As I have sat across from my 93 y/o aunt, and attempted to breach the mental fortificatitons of her hoarding mind, I have come to realize neither she nor I have the energy, right now, to get the job done.
I have too many other irons in the fire (read previous entries, so you don’t think I am a selfish bastard). I am bound to care for her now. I promised my dying mom I would) I do feel good about that. Auntie is indeed family…I love her. Food, health, family I can give. But a safe environment is now a negotiable definition. I must create space that is safe for her and maintain it on a frequent basis. But, there will be no massive cleanup here until she is gone.

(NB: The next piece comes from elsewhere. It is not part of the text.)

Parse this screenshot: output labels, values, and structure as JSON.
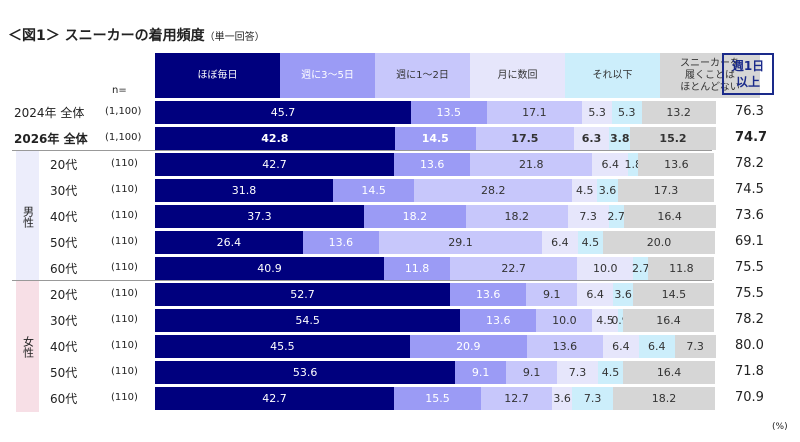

Unlike my mom’s mess, which was part items of value and just plain junk to garbage…an unsafe health issue….Auntie’s is heavily cluttered but organized for resale. Her focus has always been money. Buy low—sell high to make money for property taxes, heating oil and food. Never wanting to touch her investments and social security. Consequently, she did a great job of accruing a comfortable life, financially. But, several years ago, when her cohort in crime…my mom…became ill with cancer, Auntie lost her chauffeur and resale partner. The sales stopped and the stuff sat. That coupled with a large snow storm, which caused a garage to collapse. She and my mom (in their 80’s) removed all the stuff from the garage and brought it into the already crowded house.
Today, the house is as typical, piled high with stuff and little trails exist for a little, stooped over elderly woman. Safe? Not yet. I-we will get there but it will be hard. I will never get to the point of sorting with her through all the containers and bags inside and the immensely full yard outside.
I must keep the social workers at bay (they came this week, snooping about on a neighbor’s recommendation when they saw her home again). I will do what is right for her. And, unlike before when she would not allow anyone, to include me inside her home, now I’m allowed to just walk in.
I’m reconciled to keeping her happy, loved and safely cluttered until she asks for help, succumbs to my gentle nudges or she passes.